Pero lo nuestro es sufrir y llega el gol de Países Bajos con un cabezazo feroz que le pica adelante de la cara al Dibu Martínez y nos provoca un ataque de pánico a todos.
Argentina dos, Países Bajos uno. Me muero.
Y ya, en el último suspiro del partido, faltando un minuto para agotar el tiempo de descuento y para pasar a la semifinal, un empujón innecesario, boludo, infantil de la defensa regala un tiro libre que el delantero Weghorst ejecuta marcialmente desde sus casi dos metros de altura y, en una jugada de pizarrón, nos manda el cuchillazo del dos a dos y nos empuja al alargue y a sufrir otros 30 minutos. Tango y rock and roll.

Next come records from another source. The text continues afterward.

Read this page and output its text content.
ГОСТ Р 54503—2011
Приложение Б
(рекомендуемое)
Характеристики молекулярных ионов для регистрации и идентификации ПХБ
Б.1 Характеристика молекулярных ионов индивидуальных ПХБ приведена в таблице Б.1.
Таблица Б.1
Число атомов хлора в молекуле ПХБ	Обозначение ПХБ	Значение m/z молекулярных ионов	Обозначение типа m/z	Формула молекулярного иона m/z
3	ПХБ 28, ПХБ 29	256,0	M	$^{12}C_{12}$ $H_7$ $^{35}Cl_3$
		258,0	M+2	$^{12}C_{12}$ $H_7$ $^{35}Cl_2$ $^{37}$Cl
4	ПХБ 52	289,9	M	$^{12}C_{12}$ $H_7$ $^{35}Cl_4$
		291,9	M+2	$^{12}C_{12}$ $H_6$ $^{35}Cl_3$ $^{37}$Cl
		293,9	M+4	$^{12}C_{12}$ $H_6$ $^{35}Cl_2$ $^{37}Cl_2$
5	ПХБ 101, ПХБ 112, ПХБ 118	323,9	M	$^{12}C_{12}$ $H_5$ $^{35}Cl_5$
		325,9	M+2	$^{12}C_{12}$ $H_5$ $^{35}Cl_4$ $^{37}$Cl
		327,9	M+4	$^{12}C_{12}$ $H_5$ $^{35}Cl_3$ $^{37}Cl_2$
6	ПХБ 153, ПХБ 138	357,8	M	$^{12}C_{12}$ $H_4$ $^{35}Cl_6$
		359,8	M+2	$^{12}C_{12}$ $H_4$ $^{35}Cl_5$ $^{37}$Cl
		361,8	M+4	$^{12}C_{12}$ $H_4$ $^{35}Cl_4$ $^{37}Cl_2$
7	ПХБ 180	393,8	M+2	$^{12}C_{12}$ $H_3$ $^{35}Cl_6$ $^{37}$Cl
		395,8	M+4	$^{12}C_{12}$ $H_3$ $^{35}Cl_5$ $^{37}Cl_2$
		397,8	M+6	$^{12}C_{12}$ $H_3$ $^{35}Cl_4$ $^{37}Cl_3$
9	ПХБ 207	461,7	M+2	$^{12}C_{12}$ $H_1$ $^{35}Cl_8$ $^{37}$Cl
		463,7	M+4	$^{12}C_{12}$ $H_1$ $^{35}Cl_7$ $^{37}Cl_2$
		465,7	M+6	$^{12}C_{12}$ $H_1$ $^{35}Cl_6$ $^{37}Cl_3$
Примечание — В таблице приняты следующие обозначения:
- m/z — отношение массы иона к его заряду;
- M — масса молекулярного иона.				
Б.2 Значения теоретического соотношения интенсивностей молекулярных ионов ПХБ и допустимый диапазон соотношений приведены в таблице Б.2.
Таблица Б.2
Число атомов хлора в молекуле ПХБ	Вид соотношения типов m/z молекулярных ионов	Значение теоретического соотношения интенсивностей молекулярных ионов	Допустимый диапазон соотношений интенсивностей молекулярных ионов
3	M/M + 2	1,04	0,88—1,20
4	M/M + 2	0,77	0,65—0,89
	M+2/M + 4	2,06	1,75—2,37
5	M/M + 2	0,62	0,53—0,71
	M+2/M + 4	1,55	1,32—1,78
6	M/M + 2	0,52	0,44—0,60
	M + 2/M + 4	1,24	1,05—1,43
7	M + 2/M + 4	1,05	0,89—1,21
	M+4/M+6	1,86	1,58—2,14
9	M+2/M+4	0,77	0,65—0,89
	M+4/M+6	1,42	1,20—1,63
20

Con las piernas exhaustas llegamos a los penales y a las dos atajadas del Dibu Martinez que le congelaron la sangre a los rivales y a ese penal errado del pibe Enzo Fernández que nos instala, otra vez, la taquicardia en el pecho. Hasta que Lautaro Martínez, en el último penal, da un paso al frente con cara de pánico y les perfora la red y nos catapulta otra vez en el cielo. Como dijo Leo al final del partido: “sufrimos mucho”.
Argentina llega a semifinales y yo sigo con el corazón en la boca, como debe ser.